Il 4 dicembre di un anno fa la riforma costituzionale voluta da Renzi & Boschi è stata pesantemente sconfitta nelle urne referendarie. È stato un evento importante, anche soltanto perché Matteo Renzi ha rassegnato le dimissioni da Presidente del Consiglio dei Ministri e di conseguenza è nato il governo Gentiloni. In realtà Renzi – in caso di sconfitta al referendum – aveva promesso di ritirarsi dalla politica attiva e invece è ancora il segretario del Partito Democratico. Anche Maria Elena Boschi, che aveva dichiarato di seguire l’iter di Matteo Renzi, dopo il voto ha soltanto cambiato poltrona, ricoprendo il rilevante ruolo di Sottosegretario alla Presidenza del Consiglio.
Al di là di queste note relative ai percorsi politici dei protagonisti, è evidente che la data del 4 dicembre ha rappresentato una svolta nella politica italiana. Da allora il gradimento di Renzi & Boschi è in continuo declino e lo scenario è radicalmente cambiato. La composita area alla sinistra del Partito Democratico si sta riorganizzando e tutto il centrodestra si sta ricompattando. Consapevole che in questo scenario il treno del Partito Democratico rischia di finire su un binario morto, Matteo Renzi ha lanciato qualche segnale di apertura agli ex compagni e alleati di sinistra. Ma sembra davvero una mossa tardiva.
La recente approvazione della nuova legge elettorale, il cosiddetto Rosatellum, di fatto serve ad evitare che alle prossime elezioni ci sia un chiaro vincitore. Tutte le simulazioni mostrano come, dopo il voto della prossima primavera, nessun partito e/o coalizione disporrà della maggioranza dei seggi nei due rami del Parlamento. In Italia molto probabilmente si creerà una situazione simile a quella in cui oggi si trova la Germania, con gravi difficoltà per realizzare alleanze tra forze politiche concorrenziali.
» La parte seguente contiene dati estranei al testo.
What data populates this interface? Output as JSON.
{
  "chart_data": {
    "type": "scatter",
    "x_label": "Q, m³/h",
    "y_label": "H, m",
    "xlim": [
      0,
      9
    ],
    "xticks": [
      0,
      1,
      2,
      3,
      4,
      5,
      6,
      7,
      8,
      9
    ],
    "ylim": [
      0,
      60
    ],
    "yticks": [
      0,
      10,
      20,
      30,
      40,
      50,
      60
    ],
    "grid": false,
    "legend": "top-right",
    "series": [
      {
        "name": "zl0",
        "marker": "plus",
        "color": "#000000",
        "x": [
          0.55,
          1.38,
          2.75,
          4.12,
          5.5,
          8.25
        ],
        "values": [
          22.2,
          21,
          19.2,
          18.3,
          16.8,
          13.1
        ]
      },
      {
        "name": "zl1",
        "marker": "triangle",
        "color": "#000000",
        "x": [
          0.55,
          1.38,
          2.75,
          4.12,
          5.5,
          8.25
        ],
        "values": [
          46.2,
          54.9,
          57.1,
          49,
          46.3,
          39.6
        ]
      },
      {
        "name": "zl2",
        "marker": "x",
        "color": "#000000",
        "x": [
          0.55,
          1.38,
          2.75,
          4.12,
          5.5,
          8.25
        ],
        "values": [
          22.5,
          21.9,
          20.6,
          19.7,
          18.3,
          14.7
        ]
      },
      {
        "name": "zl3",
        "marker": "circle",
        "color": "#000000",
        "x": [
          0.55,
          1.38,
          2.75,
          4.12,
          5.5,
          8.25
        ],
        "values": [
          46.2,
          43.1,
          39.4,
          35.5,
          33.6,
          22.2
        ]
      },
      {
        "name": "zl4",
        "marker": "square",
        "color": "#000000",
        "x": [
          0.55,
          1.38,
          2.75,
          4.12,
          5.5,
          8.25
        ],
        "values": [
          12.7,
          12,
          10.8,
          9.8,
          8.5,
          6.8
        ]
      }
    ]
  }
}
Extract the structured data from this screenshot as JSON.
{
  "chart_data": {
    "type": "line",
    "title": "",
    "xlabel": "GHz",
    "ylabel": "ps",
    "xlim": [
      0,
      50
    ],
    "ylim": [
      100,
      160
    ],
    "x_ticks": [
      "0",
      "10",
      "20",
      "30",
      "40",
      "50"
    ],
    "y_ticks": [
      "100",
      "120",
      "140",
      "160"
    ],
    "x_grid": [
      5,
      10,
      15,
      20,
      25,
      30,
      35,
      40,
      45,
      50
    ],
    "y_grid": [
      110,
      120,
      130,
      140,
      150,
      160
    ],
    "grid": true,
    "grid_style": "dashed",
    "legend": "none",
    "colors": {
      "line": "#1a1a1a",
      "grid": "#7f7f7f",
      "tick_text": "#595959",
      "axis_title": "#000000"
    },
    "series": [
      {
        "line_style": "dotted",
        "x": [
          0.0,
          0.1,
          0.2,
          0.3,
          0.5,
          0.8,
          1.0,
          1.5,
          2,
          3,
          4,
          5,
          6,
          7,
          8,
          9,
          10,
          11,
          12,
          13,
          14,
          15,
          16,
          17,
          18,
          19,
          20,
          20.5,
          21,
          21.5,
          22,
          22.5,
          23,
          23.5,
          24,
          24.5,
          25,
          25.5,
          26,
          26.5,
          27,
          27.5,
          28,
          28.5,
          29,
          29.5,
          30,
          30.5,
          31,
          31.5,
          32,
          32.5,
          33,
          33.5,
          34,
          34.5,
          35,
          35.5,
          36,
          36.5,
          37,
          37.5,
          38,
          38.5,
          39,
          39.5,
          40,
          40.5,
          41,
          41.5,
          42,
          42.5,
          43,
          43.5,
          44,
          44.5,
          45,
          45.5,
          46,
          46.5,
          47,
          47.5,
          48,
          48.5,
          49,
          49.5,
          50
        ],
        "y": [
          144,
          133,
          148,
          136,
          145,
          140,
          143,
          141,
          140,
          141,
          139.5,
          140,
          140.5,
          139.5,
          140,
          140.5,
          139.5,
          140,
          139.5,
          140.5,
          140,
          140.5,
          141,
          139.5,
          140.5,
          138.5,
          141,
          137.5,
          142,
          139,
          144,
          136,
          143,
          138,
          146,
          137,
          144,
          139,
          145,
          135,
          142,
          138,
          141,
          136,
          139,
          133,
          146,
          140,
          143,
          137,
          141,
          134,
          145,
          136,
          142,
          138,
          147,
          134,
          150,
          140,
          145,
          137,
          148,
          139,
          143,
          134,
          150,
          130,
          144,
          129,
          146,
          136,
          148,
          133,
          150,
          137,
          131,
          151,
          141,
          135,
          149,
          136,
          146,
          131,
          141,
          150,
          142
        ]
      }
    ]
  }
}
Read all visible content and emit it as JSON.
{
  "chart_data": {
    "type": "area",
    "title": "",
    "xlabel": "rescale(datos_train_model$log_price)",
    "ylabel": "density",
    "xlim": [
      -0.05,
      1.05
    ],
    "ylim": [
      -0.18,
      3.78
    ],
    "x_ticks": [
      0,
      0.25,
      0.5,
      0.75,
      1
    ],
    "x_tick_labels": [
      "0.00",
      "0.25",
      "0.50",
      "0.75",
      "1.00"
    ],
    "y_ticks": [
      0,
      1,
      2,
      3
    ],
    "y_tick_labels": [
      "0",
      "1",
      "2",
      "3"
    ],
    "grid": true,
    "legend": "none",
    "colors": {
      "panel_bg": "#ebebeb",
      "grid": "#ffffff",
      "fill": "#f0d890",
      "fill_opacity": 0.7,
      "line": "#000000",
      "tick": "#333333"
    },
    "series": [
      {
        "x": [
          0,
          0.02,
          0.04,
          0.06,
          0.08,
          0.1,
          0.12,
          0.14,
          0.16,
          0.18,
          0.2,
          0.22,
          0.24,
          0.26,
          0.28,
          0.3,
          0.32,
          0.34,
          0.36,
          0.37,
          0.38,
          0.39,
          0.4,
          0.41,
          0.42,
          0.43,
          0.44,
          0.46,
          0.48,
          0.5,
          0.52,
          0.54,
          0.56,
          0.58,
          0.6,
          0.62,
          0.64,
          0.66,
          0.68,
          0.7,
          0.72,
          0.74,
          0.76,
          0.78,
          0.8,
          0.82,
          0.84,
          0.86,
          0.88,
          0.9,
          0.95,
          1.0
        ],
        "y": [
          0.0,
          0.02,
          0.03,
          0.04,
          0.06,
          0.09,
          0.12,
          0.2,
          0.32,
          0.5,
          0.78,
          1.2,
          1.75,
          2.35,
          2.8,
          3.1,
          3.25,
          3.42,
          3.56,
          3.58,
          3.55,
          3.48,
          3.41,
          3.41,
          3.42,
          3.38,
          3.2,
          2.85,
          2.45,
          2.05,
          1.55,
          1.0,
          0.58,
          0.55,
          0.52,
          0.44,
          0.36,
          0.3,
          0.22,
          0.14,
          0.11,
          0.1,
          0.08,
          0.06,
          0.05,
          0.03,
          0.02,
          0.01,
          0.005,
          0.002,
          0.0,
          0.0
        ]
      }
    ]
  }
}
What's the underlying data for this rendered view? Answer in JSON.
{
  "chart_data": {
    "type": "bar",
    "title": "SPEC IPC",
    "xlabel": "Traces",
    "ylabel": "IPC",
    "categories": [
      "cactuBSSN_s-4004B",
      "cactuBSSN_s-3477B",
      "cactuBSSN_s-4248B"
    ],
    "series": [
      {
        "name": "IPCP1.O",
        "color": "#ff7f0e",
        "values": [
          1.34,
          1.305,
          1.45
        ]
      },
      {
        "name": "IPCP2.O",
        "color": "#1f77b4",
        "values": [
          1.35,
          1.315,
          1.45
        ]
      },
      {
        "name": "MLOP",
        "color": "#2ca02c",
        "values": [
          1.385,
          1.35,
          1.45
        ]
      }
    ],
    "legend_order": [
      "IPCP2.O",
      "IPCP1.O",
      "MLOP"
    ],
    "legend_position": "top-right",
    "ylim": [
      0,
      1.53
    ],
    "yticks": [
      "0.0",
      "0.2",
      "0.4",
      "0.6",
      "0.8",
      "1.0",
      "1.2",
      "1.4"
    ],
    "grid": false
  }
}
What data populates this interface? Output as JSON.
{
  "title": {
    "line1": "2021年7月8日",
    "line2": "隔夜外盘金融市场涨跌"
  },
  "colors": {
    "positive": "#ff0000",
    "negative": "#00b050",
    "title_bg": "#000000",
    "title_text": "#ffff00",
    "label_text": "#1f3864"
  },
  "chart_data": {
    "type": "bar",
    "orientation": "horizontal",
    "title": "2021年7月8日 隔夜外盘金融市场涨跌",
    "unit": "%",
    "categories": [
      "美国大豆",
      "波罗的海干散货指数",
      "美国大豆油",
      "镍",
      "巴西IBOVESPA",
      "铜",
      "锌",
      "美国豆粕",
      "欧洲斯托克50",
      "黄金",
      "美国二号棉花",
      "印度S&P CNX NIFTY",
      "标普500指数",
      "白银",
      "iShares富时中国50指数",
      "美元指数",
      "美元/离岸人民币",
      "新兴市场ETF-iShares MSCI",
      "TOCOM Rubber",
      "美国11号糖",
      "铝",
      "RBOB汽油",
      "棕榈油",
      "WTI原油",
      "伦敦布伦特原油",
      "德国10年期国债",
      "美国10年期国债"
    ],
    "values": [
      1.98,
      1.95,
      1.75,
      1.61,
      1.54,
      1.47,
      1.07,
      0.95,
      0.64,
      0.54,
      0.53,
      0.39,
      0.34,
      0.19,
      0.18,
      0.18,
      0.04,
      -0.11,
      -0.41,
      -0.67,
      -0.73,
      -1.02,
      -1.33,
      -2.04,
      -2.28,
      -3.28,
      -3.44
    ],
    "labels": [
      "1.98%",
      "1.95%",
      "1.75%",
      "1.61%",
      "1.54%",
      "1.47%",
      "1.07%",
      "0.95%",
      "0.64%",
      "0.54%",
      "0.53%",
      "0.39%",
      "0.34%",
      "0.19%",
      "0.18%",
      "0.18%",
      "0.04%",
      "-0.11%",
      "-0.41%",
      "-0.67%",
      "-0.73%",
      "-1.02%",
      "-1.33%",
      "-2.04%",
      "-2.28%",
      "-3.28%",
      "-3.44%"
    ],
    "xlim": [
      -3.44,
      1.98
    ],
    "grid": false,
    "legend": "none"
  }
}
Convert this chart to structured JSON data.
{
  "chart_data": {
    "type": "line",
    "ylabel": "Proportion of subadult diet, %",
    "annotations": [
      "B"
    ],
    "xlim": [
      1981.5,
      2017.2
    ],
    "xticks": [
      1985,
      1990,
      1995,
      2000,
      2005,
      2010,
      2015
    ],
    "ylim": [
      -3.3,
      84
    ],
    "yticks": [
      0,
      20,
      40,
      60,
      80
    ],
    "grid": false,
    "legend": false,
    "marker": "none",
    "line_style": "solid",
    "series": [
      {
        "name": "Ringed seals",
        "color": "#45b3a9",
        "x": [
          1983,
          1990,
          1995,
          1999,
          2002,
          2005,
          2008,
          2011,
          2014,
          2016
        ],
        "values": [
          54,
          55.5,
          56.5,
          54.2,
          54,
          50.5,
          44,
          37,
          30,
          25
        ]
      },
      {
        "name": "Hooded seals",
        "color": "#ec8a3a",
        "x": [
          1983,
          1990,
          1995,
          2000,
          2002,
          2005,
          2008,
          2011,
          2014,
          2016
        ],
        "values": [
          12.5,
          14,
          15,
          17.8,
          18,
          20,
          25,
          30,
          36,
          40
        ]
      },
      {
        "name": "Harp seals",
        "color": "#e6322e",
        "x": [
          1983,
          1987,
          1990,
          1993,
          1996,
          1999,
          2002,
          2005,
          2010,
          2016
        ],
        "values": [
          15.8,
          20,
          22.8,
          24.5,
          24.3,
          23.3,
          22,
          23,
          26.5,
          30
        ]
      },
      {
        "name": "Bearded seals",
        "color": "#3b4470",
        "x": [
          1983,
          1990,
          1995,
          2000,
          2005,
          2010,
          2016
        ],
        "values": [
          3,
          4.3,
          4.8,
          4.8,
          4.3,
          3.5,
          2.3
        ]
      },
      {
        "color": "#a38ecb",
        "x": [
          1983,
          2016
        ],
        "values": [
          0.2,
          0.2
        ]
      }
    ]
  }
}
Tutto ciò si sarebbe potuto evitare, se il clamoroso risultato elettorale del PD (il famoso 40%) alle elezioni europee del 2014 non avesse fatto “montare la testa” al leader del partito e ai suoi fedelissimi. Quando un partito pensa di essere autosufficiente, lì comincia il declino. Questo è oggi il rischio che corre anche il Movimento 5 Stelle.
Oltre a ciò si è visto che chi vuole forzare la mano, volendo cambiare unilateralmente le regole del gioco (la Costituzione), finisce per scottarsela: è accaduto al centrodestra nel 2006 e al Partito Democratico nel 2016. Per tacere sugli interessi di parte e del momento che di solito guidano la riscrittura delle leggi elettorali, ignorando sfacciatamente alcuni caposaldi costituzionali (e dopo la sconfessione della Consulta non c’è mai nessuno che si scusi e si dimetta!).
Per uscire da questa “palude” bisognerebbe riandare alle fonti, recuperando la cultura politica che ha consentito all’Assemblea Costituente di scrivere quel capolavoro giuridico e programmatico che è il nostro Patto di cittadinanza. Per questa ragione la data del 4 dicembre 2016 (come anche quella del 25 e 26 giugno 2006 in cui si è svolto il precedente referendum costituzionale) sarebbe da ricordare. Non per celebrare una vittoria o per sottolineare una sconfitta altrui, ma per richiamare tutti allo spirito costituzionale, di cui l’Italia oggi ha estremamente bisogno. Il fatto che il 4 dicembre sia passato quasi come se nulla fosse accaduto, senza memoria e senza autocritica, non è un buon segno per il prossimo futuro.